Au terme de longues négociations qui ont duré toute la nuit, l’Union européenne a adopté un objectif de réduction des émissions de gaz à effet de serre relevé pour 2030, passant de 40 à 55 %. C’était un impératif à la veille du cinquième anniversaire de l’Accord de Paris et d’un sommet au cours duquel les États les plus ambitieux annonceront leurs nouveaux objectifs climatiques. Après la Chine, le Japon ou encore le Canada, les Européens se devaient eux aussi de montrer l’exemple.
Les discussions auront duré toute la nuit, bloquées par la Pologne qui demandait plus de garanties. Mais l’Union européenne y est parvenue. À la veille du cinquième anniversaire de l’Accord de Paris, les États membres se sont finalement accordés sur un objectif climatique plus ambitieux. Ils visent désormais une réduction des émissions de gaz à effet de serre d' »au moins 55% » d’ici 2030 par rapport au niveau de 1990, contre un objectif de 40 % auparavant, afin d’arriver à la neutralité carbone visée pour 2050. « Nous allons pouvoir exprimer devant les Nations Unies demain [à l’occasion d’un sommet international sur l’ambition climatique, ndr] l’unité, la cohérence et la confiance de l’UE dans l’ambition climatique » a déclaré Charles Michel, le président du Conseil européen.
Sur le fond, l’engagement de -55 % pris par l’Union européenne est exprimé en valeur nette. Cela signifie que les puits de carbone naturels, comme les forêts ou les sols, sont inclus dans le calcul des émissions. En réalité, la baisse en valeur absolue est donc plutôt comprise entre 50 et 52 %. Or, sur la base des mesures et des objectifs climatiques existants, l’UE est déjà sur les rails d’une réduction de ses émissions de 46 % en 2030. Pour les ONG, c’est loin d’être suffisant. Elles réclamaient d’aller jusqu’à -65 %.
La déception des ONG
« Malgré de belles paroles, les chefs d’Etat n’ont pas eu le courage de prendre des engagements qui bousculeraient les industries polluantes et entraîneraient une révision complète de notre modèle de production. Ils préfèrent s’accorder sur des objectifs en trompe-l’œil, au détriment des plus vulnérables, qui payent aujourd’hui très cher les démissions qui s’accumulent sur le front climatique”, a réagi Clément Sénéchal, chargé de campagne climat à Greenpeace France.

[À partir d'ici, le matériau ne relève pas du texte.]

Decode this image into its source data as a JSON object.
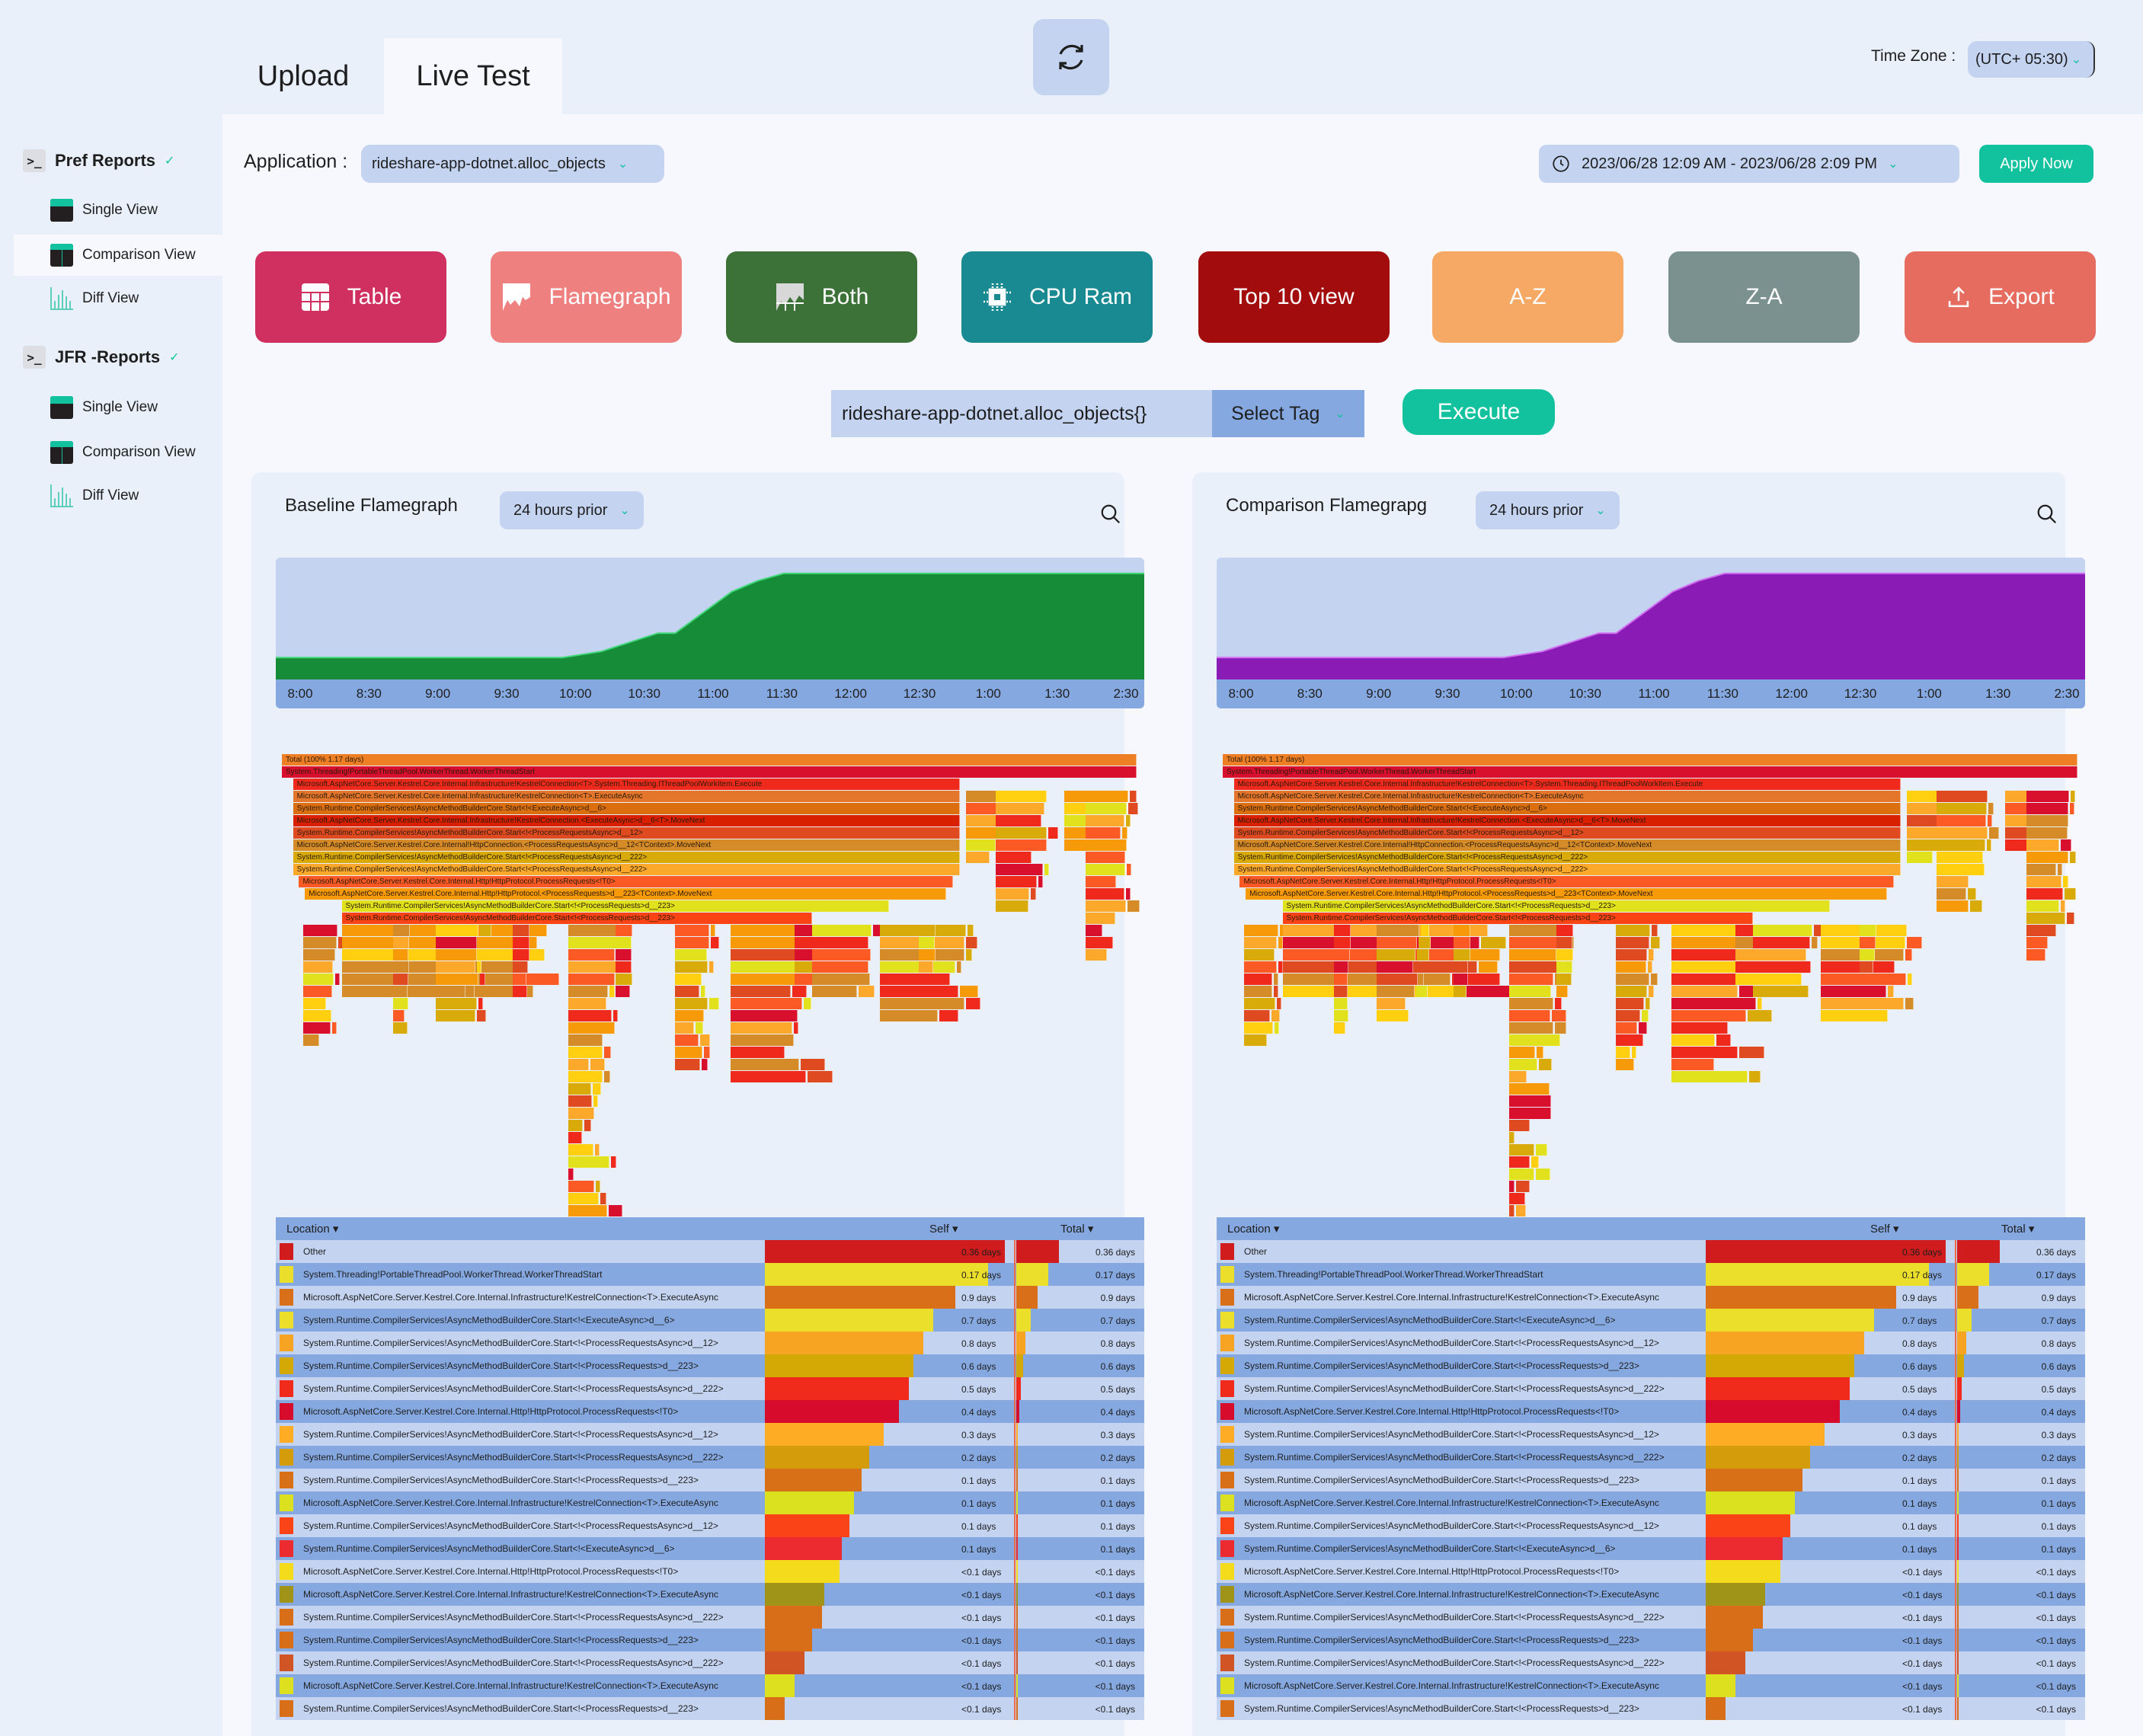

Les ONG pointent également du doigt la position de la France et de plusieurs pays d’Europe centrale et de l’Est pour inclure du langage favorable au gaz et potentiellement au nucléaire comme « énergies de transition« , ouvrant la voie à leur financement. Pour l’instant, l’UE a convenu lors de trilogues que les énergies fossiles, y compris le gaz, ne pourraient être financés par le Fonds pour une transition juste (17,5 milliards d’euros). En outre, le Fonds européen de développement régional (FEDER) limitera ses investissements dans les fossiles à 1 % du financement total avec des conditions strictes.
« Etre dans la locomotive »
Le vote de cette nuit reste toutefois très important d’un point de vue diplomatique. Face aux Etats-Unis et à la Chine, « l »UE ne pouvait pas se rater sur le climat après avoir été chef de file pendant douze ans« , observe ainsi une source européenne. « L’Union européenne jouait là son leadership, à la veille d’une année 2021 chargée sur les négociations internationales climatiques. Elle se devait d’être dans la locomotive et ne pas se raccrocher simplement aux wagons » explique Lucie Mattera, cheffe des politiques européennes du E3G.
« Il faut avoir en tête qu’il y a un an, un consensus européen sur l’objectif de -55 % était inimaginable. Cet élan est vraiment nouveau » analyse Neil Makaroff, du Réseau Action Climat France. « Il y a des désaccords sur la rapidité de la transition mais pas de divisions. Sur la question du charbon, beaucoup de pays vont fermer leurs centrales et la Pologne a adopté un accord pour fermer toutes les mines en 2049, c’est une petite révolution à leur échelle. La neutralité climatique en 2050 c’est comme un marathon, certains veulent aller vite dès le départ, d’autres ménagent leurs efforts, mais l’objectif reste le même » complète Thomas Pellerin-Carlin, de l’Institut Jacques Delors.